The court made it clear that regional data protection agencies have a duty to step in and suspend data transfers if they believe European. Guidance on so-called supplemental measures that may help raise the standard of protection was put out by the EDPB.

Since the EU-US Privacy Shield was struck down, US-based cloud services have been in the picture.

EU agencies have stepped up their enforcement of the data transfers issue since the court ruling. At the start of this year, the European Data Protection Supervisor gave the European Parliament a smackdown over a website that used code for Stripe, which was a COVID-19 testing booking website.

Data supervisors have taken issue with the use of certain tools.

The prior EU-US data transfer deal, Safe Harbor, was struck down in 2015, following the publication of details of US government mass surveillance programs.

While the EU and the US announced reaching a political agreement on a replacement for Privacy Shield this March, a third attempt to bridge the legal divide will face a fresh court challenge. The odds that Privacy Shield 2.0 will survive the assessment are fairly slim, failing substantial reform of US surveillance law is not on the table.

The strategy of offering its customers in the EU an expanding bundle of technical and organizational measures is what makes it look like. An event still likely multiple months away is the fact that the new EU data transfer framework will be available once it is implemented by Google Cloud.

We are committed to giving our customers in Europe and across the globe powerful technical solutions that help them adapt to and stay on top of a rapidly evolving regulatory landscape. We have designed and built a secure workspace that allows us to keep our users safe, their data secure and their information private. Digital sovereignty is core to our ongoing mission in Europe and elsewhere, and a guiding principle that customers can rely on now and into the future.
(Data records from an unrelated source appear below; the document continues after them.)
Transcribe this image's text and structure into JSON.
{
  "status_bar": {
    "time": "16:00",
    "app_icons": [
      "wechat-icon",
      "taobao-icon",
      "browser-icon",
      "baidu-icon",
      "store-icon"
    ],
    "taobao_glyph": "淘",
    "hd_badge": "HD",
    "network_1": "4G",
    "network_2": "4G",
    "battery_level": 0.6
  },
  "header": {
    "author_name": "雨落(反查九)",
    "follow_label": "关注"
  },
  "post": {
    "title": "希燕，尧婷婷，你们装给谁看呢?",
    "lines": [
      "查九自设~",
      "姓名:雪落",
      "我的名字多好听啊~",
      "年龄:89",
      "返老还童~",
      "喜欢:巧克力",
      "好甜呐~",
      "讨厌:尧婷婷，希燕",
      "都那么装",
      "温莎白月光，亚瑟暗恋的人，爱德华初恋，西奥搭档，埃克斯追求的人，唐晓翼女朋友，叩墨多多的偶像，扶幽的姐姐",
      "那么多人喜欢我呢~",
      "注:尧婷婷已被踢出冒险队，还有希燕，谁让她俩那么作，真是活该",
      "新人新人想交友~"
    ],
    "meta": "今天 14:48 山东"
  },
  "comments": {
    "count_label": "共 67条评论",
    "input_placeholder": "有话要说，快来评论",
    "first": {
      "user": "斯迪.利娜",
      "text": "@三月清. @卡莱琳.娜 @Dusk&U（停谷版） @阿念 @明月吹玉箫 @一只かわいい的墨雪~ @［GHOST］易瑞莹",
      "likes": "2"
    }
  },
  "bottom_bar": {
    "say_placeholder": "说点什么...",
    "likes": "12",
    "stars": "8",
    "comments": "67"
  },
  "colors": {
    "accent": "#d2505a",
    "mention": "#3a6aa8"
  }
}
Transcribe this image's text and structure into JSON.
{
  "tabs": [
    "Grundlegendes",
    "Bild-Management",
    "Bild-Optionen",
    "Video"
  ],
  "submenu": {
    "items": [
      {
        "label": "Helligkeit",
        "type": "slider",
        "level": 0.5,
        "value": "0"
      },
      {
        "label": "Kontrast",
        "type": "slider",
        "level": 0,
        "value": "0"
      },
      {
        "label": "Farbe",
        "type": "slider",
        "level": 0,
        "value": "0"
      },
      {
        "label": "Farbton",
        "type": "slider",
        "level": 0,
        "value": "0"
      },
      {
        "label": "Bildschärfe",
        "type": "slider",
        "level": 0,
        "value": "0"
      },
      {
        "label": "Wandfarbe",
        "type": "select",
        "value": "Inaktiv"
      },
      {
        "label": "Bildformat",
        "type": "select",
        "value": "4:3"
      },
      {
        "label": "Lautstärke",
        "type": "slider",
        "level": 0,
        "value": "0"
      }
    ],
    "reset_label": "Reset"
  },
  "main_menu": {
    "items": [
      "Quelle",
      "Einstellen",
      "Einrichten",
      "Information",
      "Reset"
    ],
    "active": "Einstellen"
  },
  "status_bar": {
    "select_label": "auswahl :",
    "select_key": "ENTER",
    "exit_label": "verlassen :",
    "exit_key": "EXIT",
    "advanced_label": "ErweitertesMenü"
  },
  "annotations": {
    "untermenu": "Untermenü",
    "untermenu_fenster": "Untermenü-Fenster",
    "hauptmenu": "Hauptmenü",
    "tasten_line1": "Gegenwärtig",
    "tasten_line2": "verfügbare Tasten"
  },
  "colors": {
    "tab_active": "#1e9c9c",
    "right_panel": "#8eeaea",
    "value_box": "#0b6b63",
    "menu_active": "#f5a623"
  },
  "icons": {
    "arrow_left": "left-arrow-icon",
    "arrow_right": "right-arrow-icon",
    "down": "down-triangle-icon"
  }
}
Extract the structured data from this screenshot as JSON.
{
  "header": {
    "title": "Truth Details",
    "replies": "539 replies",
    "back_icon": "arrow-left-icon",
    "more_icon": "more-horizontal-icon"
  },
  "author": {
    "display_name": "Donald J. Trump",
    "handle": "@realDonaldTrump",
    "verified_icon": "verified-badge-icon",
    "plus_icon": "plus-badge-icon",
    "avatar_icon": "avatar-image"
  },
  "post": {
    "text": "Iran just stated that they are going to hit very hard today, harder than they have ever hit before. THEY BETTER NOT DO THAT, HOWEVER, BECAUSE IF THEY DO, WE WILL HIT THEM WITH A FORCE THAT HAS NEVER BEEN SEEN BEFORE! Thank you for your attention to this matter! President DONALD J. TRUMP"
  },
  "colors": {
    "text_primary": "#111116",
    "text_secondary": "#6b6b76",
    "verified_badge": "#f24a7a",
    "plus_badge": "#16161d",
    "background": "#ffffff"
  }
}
Dr Lukasz Olejnik, an independent cybersecurity researcher and consultant based in Europe, describes the latest development as an interesting evolution of a product and service.

It seems to support the recommendations of the EDPB, which is in line with my previous analysis. He suggests support for specific technical and organizational setup. Workspace has a client-side encryption capability. It is not clear if the new controls would make it easier. Let's hope so. It appears that this all-in-one control is new.
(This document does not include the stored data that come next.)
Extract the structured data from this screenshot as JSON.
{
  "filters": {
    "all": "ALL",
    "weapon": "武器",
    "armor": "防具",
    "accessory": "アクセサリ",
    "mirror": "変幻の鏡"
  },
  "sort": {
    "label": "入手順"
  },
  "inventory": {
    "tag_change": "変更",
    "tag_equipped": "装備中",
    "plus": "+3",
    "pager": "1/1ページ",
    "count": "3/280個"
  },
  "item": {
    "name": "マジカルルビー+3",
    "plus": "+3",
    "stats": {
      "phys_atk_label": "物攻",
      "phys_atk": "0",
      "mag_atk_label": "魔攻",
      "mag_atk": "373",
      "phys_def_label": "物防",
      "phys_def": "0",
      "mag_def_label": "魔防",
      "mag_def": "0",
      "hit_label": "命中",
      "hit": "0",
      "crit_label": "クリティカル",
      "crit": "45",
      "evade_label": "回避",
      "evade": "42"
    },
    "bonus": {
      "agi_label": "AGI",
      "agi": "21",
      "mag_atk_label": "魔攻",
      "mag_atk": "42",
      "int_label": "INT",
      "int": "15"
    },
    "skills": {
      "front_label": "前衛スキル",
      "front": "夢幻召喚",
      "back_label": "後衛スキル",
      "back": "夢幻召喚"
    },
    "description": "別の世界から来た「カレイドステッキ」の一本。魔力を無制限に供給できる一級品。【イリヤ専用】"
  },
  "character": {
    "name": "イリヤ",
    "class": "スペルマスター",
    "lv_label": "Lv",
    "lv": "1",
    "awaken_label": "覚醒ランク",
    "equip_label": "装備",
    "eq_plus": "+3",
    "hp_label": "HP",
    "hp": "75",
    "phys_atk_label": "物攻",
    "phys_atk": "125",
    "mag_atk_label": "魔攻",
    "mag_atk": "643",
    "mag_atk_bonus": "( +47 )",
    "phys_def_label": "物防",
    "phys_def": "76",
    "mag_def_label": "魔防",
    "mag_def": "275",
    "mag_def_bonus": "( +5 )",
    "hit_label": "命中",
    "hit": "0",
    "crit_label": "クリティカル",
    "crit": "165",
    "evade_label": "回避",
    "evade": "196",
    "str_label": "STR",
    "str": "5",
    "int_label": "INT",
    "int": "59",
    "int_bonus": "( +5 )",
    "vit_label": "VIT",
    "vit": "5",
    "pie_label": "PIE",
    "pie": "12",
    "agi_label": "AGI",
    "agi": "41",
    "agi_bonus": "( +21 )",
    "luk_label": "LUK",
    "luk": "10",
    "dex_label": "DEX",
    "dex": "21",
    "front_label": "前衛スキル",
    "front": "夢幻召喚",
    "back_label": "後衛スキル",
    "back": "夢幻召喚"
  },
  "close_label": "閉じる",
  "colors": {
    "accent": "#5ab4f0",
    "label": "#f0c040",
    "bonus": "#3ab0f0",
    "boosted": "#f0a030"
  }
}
He tells us that the expansion of in-country data centres is an expected development but that an additional one that would support the ECJ judgment is still lacking. Like the data in the internet giant. It is not easy to list all the shared documents and remove the sharing configuration. It's far from usable to expect people to do this for individual files. This should be simplified, not on a file basis. The new Access Control capability may offer help here. It's not clear how it works in practice.